Basanna was clad in a dhoti and a Gandhi topi, the attire common to older generation of farmers in that belt. He’s been working on the farm for over twenty years and told us that sugarcane extraction begins post-Diwali. The kiln was set up at ground level over a largish area, now turned white with leftovers of crushed sugarcane. Underground piping carried the exhaust to a bottle shaped chimney about seven feet tall, constructed a short distance away from the heat source over which the kadai, filled with sugarcane juice was placed. The kadai held over 950 litres of sugarcane juice, a white simmering mass.
It is boiled for over two hours before it is transferred to a rectangular holding area in a shed adjacent to the kiln where it is left to cool before it is poured into metal buckets to shape the resulting jaggery into cone shaped blocks, each weighing 15 kilos. We saw a few lined up along the length of the makeshift shed. It takes 950 litres of sugarcane juice to produce 11-12 such cone shaped blocks (called penti in the local language Kannada) of jaggery. Later they are shipped to the market. "950 litres of sugarcane extract will yield about 200 kilos of jaggery," Basanna said.

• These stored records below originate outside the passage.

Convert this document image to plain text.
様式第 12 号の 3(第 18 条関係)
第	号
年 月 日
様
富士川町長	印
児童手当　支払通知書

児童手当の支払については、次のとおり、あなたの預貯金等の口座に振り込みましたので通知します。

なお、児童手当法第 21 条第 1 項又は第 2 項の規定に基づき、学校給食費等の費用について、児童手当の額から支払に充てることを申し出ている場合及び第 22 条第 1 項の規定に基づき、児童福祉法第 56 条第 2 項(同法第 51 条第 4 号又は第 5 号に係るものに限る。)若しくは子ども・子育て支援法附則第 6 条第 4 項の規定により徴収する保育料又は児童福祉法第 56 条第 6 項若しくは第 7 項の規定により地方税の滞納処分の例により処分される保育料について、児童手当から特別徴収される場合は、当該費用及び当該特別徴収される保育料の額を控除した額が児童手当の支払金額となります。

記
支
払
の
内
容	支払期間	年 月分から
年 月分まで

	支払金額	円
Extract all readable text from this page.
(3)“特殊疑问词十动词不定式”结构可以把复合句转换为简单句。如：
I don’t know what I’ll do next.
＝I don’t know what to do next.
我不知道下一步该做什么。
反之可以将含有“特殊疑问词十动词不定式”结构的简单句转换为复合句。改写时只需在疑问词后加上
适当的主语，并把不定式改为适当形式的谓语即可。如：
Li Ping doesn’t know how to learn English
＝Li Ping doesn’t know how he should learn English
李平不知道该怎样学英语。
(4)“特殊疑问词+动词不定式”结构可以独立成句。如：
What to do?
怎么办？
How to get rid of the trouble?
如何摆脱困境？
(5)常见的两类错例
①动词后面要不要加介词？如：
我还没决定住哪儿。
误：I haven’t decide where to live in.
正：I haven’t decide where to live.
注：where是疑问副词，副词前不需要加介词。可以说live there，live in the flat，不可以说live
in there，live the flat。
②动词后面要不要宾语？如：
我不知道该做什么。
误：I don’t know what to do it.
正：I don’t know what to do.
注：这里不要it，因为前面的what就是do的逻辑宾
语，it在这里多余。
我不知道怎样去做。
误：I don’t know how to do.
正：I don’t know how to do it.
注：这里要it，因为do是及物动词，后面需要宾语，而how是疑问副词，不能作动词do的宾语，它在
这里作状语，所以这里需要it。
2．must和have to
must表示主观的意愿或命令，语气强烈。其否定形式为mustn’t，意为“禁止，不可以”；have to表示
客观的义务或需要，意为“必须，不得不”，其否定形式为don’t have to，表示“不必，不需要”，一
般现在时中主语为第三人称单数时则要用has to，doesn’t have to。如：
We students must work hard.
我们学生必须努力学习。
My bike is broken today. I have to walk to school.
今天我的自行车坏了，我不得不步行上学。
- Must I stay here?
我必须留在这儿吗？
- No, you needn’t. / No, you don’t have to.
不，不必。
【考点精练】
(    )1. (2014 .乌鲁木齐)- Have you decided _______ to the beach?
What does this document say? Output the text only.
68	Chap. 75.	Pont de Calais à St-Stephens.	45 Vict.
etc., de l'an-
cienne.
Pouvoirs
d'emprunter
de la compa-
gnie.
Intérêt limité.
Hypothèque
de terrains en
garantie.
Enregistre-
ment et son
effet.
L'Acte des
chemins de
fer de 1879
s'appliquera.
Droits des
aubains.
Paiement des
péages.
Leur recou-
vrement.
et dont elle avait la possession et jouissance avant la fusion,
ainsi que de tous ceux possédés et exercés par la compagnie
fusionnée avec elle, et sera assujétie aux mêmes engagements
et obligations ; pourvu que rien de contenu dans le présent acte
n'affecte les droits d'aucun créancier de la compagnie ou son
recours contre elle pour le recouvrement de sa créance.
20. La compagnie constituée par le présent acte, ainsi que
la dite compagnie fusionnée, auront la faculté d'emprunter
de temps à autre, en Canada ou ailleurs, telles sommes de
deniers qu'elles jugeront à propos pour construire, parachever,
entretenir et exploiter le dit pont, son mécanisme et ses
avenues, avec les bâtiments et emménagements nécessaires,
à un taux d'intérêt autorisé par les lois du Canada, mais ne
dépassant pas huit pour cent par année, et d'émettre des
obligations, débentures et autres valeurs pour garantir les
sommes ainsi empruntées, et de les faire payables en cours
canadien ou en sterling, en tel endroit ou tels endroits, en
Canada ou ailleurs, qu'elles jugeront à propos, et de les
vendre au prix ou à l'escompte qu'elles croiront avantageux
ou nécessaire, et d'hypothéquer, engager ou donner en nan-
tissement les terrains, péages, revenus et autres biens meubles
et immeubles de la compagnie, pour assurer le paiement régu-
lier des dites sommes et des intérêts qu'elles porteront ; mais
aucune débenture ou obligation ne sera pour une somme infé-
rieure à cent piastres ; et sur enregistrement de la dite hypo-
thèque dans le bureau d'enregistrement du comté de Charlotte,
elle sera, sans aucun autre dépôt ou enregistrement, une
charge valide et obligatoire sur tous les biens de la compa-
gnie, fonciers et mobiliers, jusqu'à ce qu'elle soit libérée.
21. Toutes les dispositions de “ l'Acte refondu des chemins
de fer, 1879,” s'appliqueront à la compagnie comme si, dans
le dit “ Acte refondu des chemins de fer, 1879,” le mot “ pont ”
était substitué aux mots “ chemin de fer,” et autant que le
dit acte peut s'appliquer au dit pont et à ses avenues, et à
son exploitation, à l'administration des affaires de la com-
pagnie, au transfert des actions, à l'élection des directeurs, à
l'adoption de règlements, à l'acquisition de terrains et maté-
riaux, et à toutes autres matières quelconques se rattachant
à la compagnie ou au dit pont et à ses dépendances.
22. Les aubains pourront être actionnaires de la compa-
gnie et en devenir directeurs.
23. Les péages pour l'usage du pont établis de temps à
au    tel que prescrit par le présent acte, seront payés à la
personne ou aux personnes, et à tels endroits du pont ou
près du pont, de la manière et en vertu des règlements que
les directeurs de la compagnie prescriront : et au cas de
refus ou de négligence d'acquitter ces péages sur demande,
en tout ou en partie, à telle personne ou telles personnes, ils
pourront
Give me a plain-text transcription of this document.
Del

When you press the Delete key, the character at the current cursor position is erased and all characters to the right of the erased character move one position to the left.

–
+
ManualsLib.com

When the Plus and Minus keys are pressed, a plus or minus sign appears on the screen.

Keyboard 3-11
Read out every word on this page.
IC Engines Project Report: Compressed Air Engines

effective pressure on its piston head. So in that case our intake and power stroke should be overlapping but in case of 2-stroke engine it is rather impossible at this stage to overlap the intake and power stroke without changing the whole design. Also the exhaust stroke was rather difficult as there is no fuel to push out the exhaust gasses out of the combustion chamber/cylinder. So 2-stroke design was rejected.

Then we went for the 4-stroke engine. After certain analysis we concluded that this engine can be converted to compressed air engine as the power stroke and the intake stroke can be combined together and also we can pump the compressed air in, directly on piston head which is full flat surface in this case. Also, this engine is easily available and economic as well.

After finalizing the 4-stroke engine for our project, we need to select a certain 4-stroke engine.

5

The farmers work through the day, starting at the break of day at 6 am, and continuing till six in the evening. Basanna happened to know my uncle from Almel well, and we exchanged smiles that only familiarity can induce. We carried back sugarcane juice in empty softdrink bottles for the road. Havalgi was still fifty-odd kilometres away. While on our way out I peeked inside a fairly deep well hewn out of the earth nearby before dodging a sleeping form wrapped in colourful quilt (called dhubti in the local language), lost to the world in a mass of crushed sugarcane leftovers that early morning.
The sun was breaking out in the distance as we hit the road again.